When Nicholas Carr argued famously (and contentiously) a few years back that IT doesn’t matter anymore, his more subtle point was missed. Having effective IT just means you are part of the competitive status quo. Most of your competitors will have similar technology to yours, so where is the competitive advantage it supposedly conveys? IT doesn’t matter — unless you don’t have it.
Now comes a Harvard Business Review article, Investing in IT Makes a Competitive Difference, that argues just the opposite. Not only does IT matter, but those who leverage it best change the competitive dynamics of their industries, argue the authors, Andrew McAfee of Harvard Business School and Erik Brynjolfsson of MIT Sloan School of Management.
How? To be sure, enterprise technology is improving rapidly. But the real story here is how smart organizations use IT to lift their business processes to a new level. The article points to CVS pharmacy, which increased customer satisfaction by a hefty 5 percent via a simple rejiggering of its computerized prescription drug process. Thanks to technology, that improved work flow was deployed quickly and uniformly across the company’s 4,000 sites.
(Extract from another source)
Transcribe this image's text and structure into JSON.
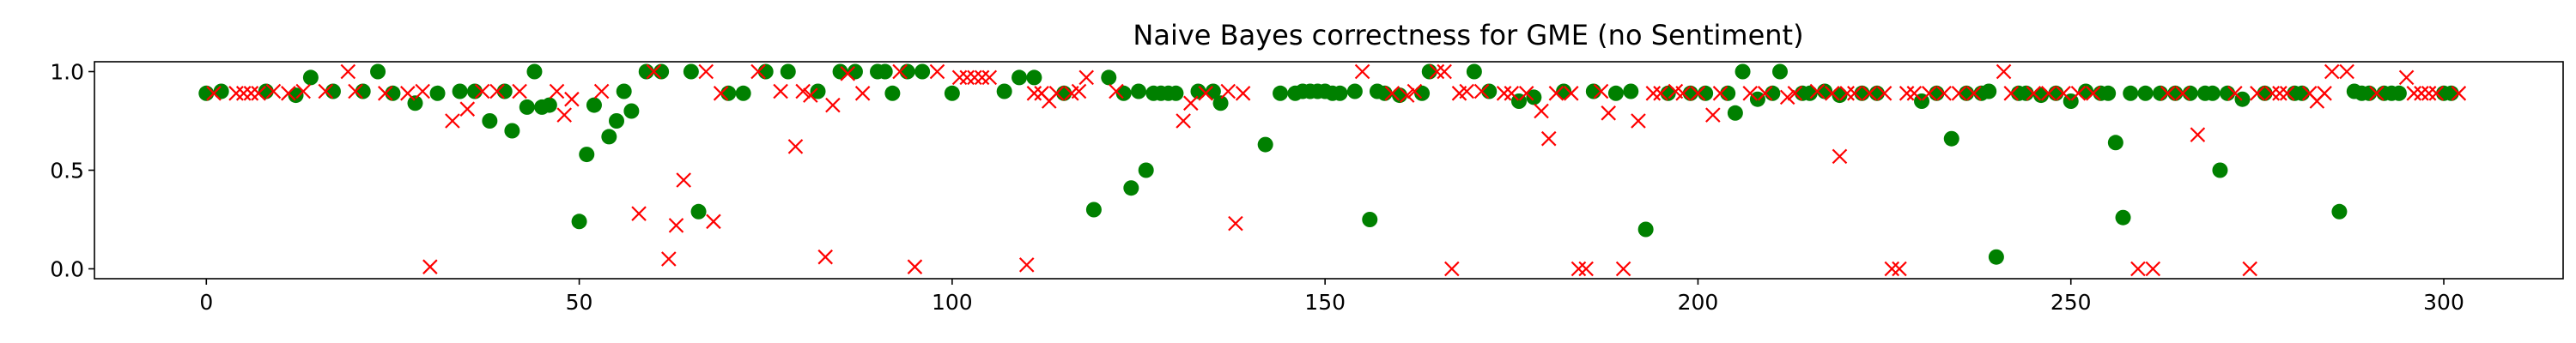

According to McAfee and Brynjolfsson:
“Just as a digital photo or a web-search algorithm can be endlessly replicated quickly and accurately by copying the underlying bits, a company’s unique business processes can now be propagated with much higher fidelity across the organization by embedding it in enterprise information technology. As a result, an innovator with a better way of doing things can scale up with unprecedented speed to dominate an industry. In response, a rival can roll out further process innovations throughout its product lines and geographic markets to recapture market share. Winners can win big and fast, but not necessarily for very long.”
Partnering with IT
That idea underlines an argument highlighted several times in this space. Information technology can no longer be left just to the technology department. Line managers and senior executives must become development partners with their plugged-in brethren over in the IT shop.
Or, as McAfee and Brynjolfsson write: “Fostering the right innovations and propagating them widely are both executive responsibilities — ones that can’t be delegated.”
Read the article for an in-depth look at how IT investments pay off, bolstered by several case studies.
By the way, the punch cards shown in the image at top are encoded weaving patterns used to operate machinery in a silk processing plant in Vietnam. There is nothing new about using technology to improve process.